The online copy unfortunately has a blank spot in one of the formula, so I hope I reconstructed the result properly. Below ${}^{(1)}y$ is the first symbol of $y$ (when it exists) or $\varepsilon$ (if $y=\varepsilon$).

Lemma 1 (Pumping Lemma). Let $L$ be a DCFL. Then there exists a constant $C$ for $L$ such that for any pair of words $w,w'\in $ if

(1) $w=xy$ [?] and $w'=xz$, $|x|>C$ and

(2) ${}^{(1)}y = {}^{(1)}z $, [?]

then either (3) or (4) is true:

(3) there is a factorization $x=x_1x_2x_3x_4x_5$, $|x_2x_4|\ge 1$ and $|x_2x_3x_4|\le C$, such that for all $i\ge 0$ $x_1x^i_2x_3x^i_4x_5y$ and $x_1x^i_2x_3x^i_4x_5z$ are in $L$;

(4) there exist factorizations $x=x_1x_2x_3$, $y=y_1y_2y_3$ and $z=z_1z_2z_3$, $|x_2|\ge 1$ and $|x_2x_3|\le C$, such that for all $i\ge 0$ $x_1x^i_2x_3y_1y^i_2y_3$ and $x_1x^i_2x_3z_1z^i_2z_3$ are in $L$.

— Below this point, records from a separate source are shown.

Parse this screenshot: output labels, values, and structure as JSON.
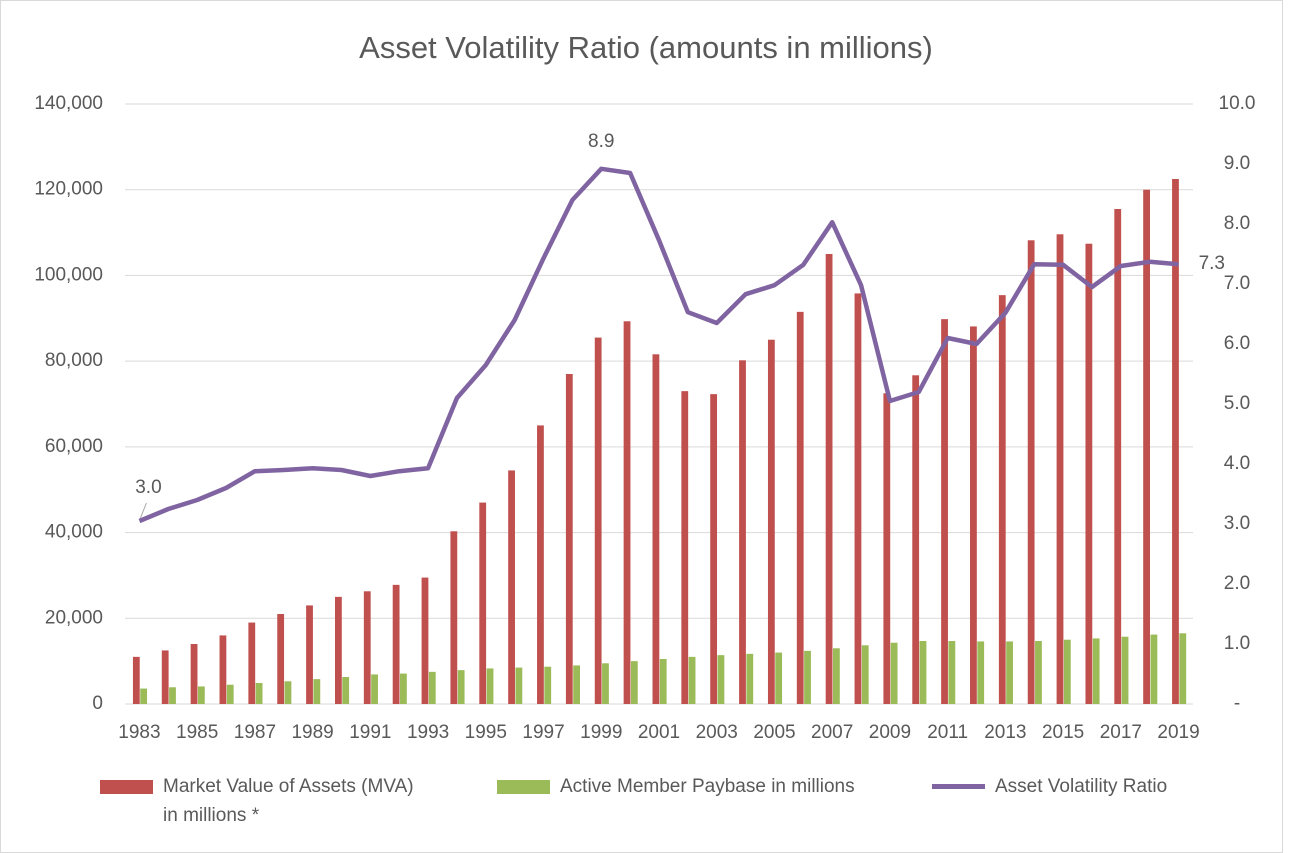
{
  "chart_data": {
    "type": "bar_line",
    "title": "Asset Volatility Ratio (amounts in millions)",
    "categories": [
      "1983",
      null,
      "1985",
      null,
      "1987",
      null,
      "1989",
      null,
      "1991",
      null,
      "1993",
      null,
      "1995",
      null,
      "1997",
      null,
      "1999",
      null,
      "2001",
      null,
      "2003",
      null,
      "2005",
      null,
      "2007",
      null,
      "2009",
      null,
      "2011",
      null,
      "2013",
      null,
      "2015",
      null,
      "2017",
      null,
      "2019"
    ],
    "series": [
      {
        "name": "Market Value of Assets (MVA) in millions *",
        "type": "bar",
        "color": "#c0504d",
        "values": [
          11000,
          12500,
          14000,
          16000,
          19000,
          21000,
          23000,
          25000,
          26300,
          27800,
          29500,
          40300,
          47000,
          54500,
          65000,
          77000,
          85500,
          89300,
          81600,
          73000,
          72300,
          80200,
          85000,
          91500,
          105000,
          95800,
          72500,
          76700,
          89800,
          88100,
          95400,
          108200,
          109600,
          107400,
          115500,
          120000,
          122500
        ]
      },
      {
        "name": "Active Member Paybase in millions",
        "type": "bar",
        "color": "#9bbb59",
        "values": [
          3600,
          3900,
          4100,
          4500,
          4900,
          5300,
          5800,
          6300,
          6900,
          7100,
          7500,
          7900,
          8300,
          8500,
          8700,
          9000,
          9500,
          10000,
          10500,
          11000,
          11400,
          11700,
          12000,
          12400,
          13000,
          13700,
          14300,
          14700,
          14700,
          14600,
          14600,
          14700,
          15000,
          15300,
          15700,
          16200,
          16500
        ]
      },
      {
        "name": "Asset Volatility Ratio",
        "type": "line",
        "axis": "y2",
        "color": "#8064a2",
        "values": [
          3.05,
          3.25,
          3.4,
          3.6,
          3.88,
          3.9,
          3.93,
          3.9,
          3.8,
          3.88,
          3.93,
          5.1,
          5.65,
          6.4,
          7.43,
          8.4,
          8.92,
          8.85,
          7.73,
          6.53,
          6.35,
          6.83,
          6.98,
          7.32,
          8.03,
          6.98,
          5.05,
          5.2,
          6.1,
          6.0,
          6.52,
          7.33,
          7.32,
          6.95,
          7.3,
          7.37,
          7.33
        ],
        "value_labels": [
          "3.0",
          null,
          null,
          null,
          null,
          null,
          null,
          null,
          null,
          null,
          null,
          null,
          null,
          null,
          null,
          null,
          "8.9",
          null,
          null,
          null,
          null,
          null,
          null,
          null,
          null,
          null,
          null,
          null,
          null,
          null,
          null,
          null,
          null,
          null,
          null,
          null,
          "7.3"
        ]
      }
    ],
    "ylim": [
      0,
      140000
    ],
    "yticks": [
      0,
      {
        "value": 20000,
        "label": "20,000"
      },
      {
        "value": 40000,
        "label": "40,000"
      },
      {
        "value": 60000,
        "label": "60,000"
      },
      {
        "value": 80000,
        "label": "80,000"
      },
      {
        "value": 100000,
        "label": "100,000"
      },
      {
        "value": 120000,
        "label": "120,000"
      },
      {
        "value": 140000,
        "label": "140,000"
      }
    ],
    "y2lim": [
      0,
      10
    ],
    "y2ticks": [
      {
        "value": 0,
        "label": "-"
      },
      {
        "value": 1,
        "label": "1.0"
      },
      {
        "value": 2,
        "label": "2.0"
      },
      {
        "value": 3,
        "label": "3.0"
      },
      {
        "value": 4,
        "label": "4.0"
      },
      {
        "value": 5,
        "label": "5.0"
      },
      {
        "value": 6,
        "label": "6.0"
      },
      {
        "value": 7,
        "label": "7.0"
      },
      {
        "value": 8,
        "label": "8.0"
      },
      {
        "value": 9,
        "label": "9.0"
      },
      {
        "value": 10,
        "label": "10.0"
      }
    ],
    "grid": true,
    "legend": "bottom"
  }
}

Two applications of the Lemma are given: $\{ a^ib^i \mid i\ge 0 \} \cup \{ a^ib^{2i} \mid i\ge 0 \}$ as well as $\{ w\in\{a,b\}^* \mid w=uv, |u|=|v|, \mbox{ and } v \mbox{ contains an } a \}$ are not DCFL. The proof uses the fact that each DCFL has an LR(1) grammar in Greibach normal form.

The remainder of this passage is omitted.